Gaudet took H P Moon back to her string at Delaware where he breezed a pair of half-miles for Saturday’s race, going in 47.80 seconds Aug. 7 and 47 flat Aug. 14, the latter ranking first of 63 horses.
“We’re lucky he came back from Saratoga in good order. That was the big thing,” Gaudet said. “When he got off the van he was exhausted, just from the trip alone. When he came back and had his first breeze back at Delaware by himself in 47, we were like, ‘We’re OK. He’s just had some really, really impressive workouts.
“The owners all called and said, ‘Let’s go back to Saratoga.’ I said, ‘You know what guys? All eyes are going to be on this horse when he runs back. Lets’ make it look good. Let’s give them something to talk about,” she added. “And we wanted to run three-quarters, too. Delaware had a race that was five furlongs, and we really wanted to give him a race that was middle distance and try and go somewhere with him for the rest of the year. I can’t thank them enough for taking a back seat and letting me make the call.”

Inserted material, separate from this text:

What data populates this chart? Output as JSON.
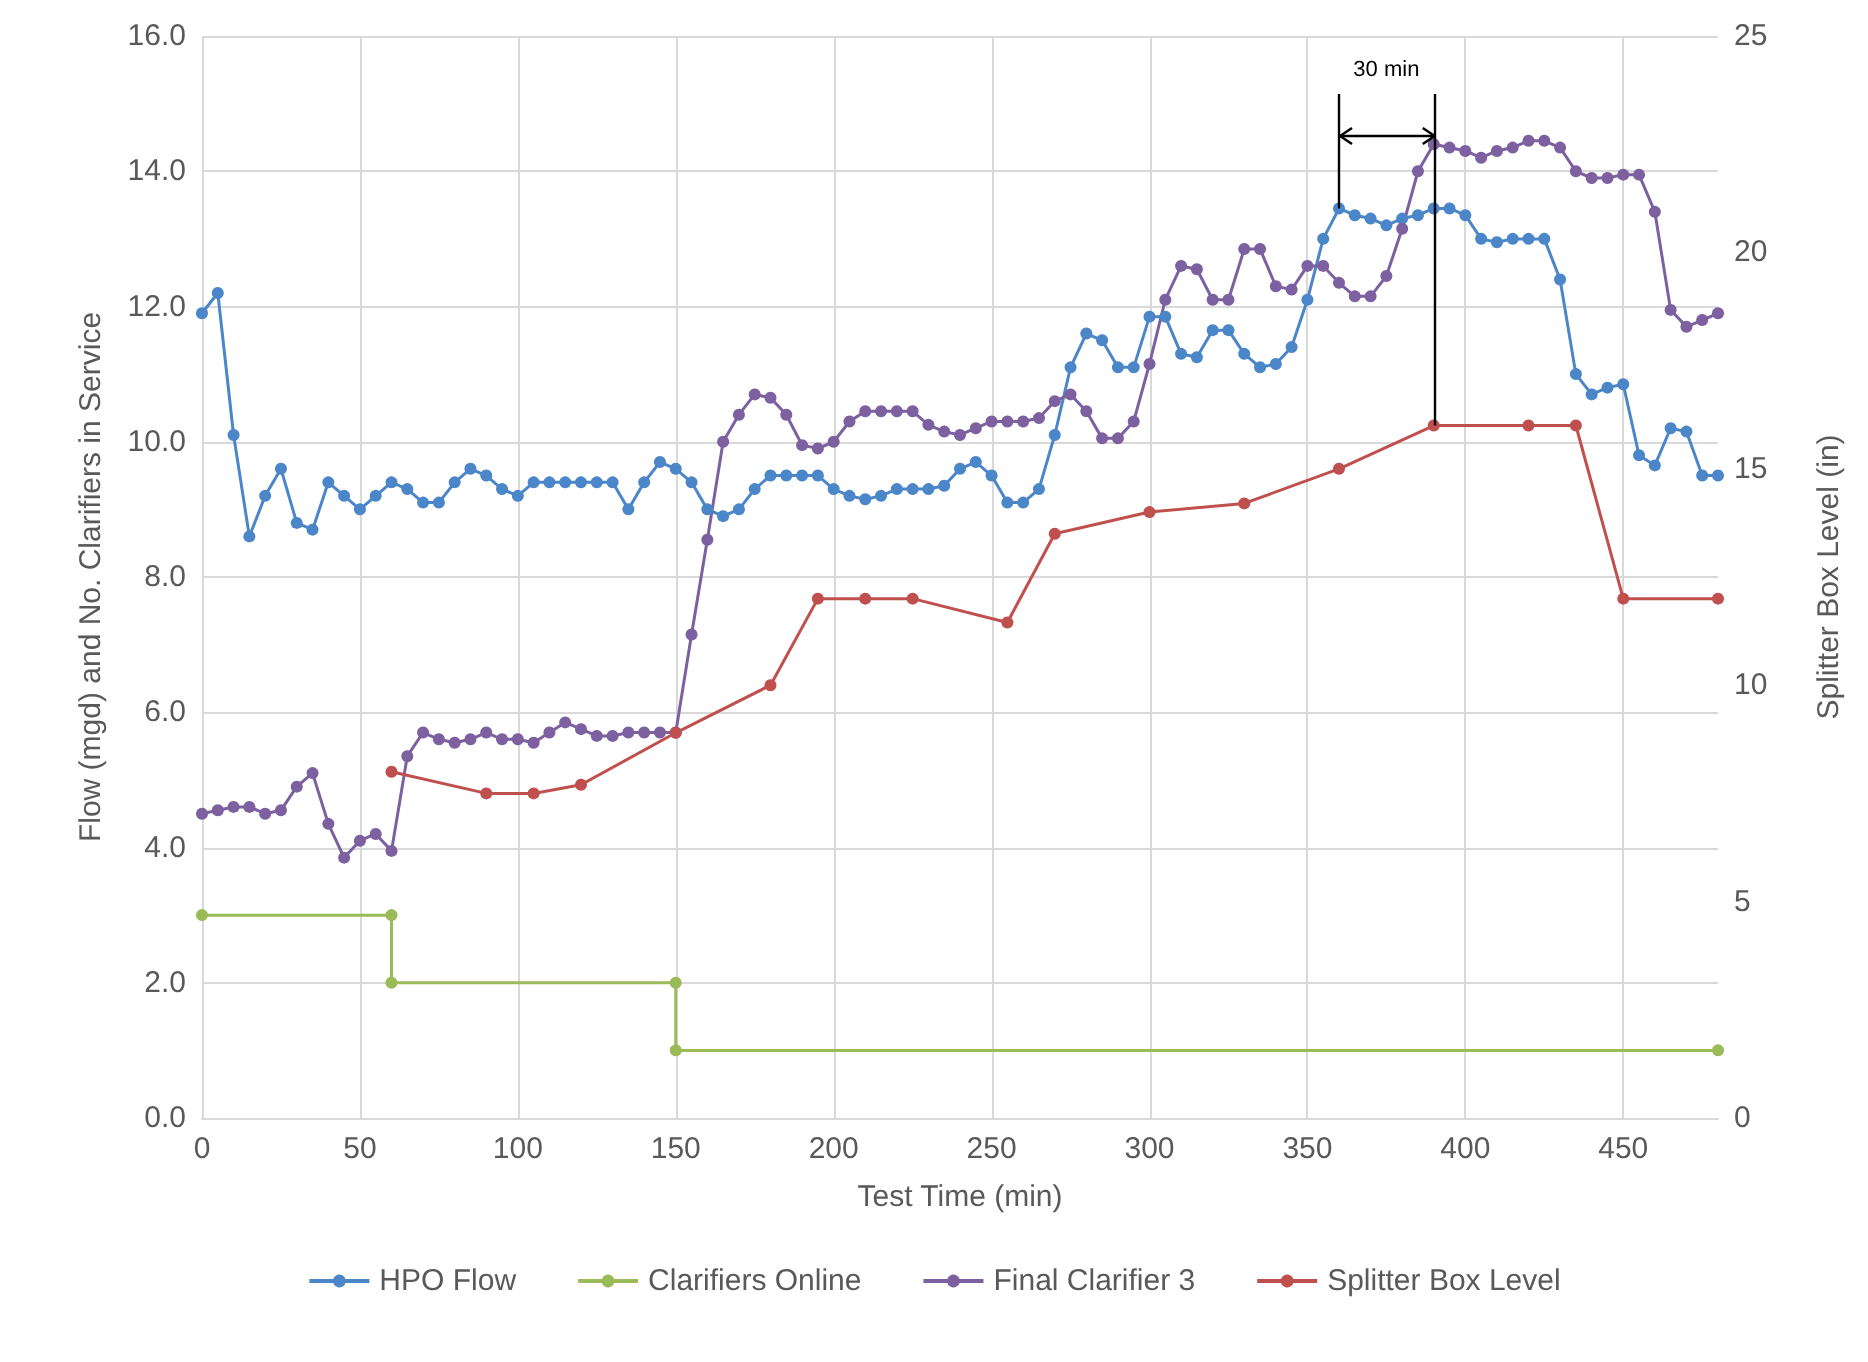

Gaudet has been particularly impressed with the way H P Moon has steadily progressed since joining her barn in the spring. She said the temptation with promising juveniles is to move too fast, so she hopes to take the next steps in moderation.
“You spend so much money for a horse and you go over them with a fine tooth comb when they come in, but this horse has just developed so much in our operation,” Gaudet said. “He’s a ridgling and for him to just keep growing like this is just unbelievable. He’s just turned into an absolute monster.
“We’ve looked around a little bit. Honestly, if the owners allow me to we’ll probably aim small and go to Churchill for an allowance race,” she added. “That’s probably the right thing to do. It gets a little sticky this time of year because they all want to start stretching horses out for the Breeders’ Cup, and there’s no too many short 2-year-old races. We’ll see what happens.”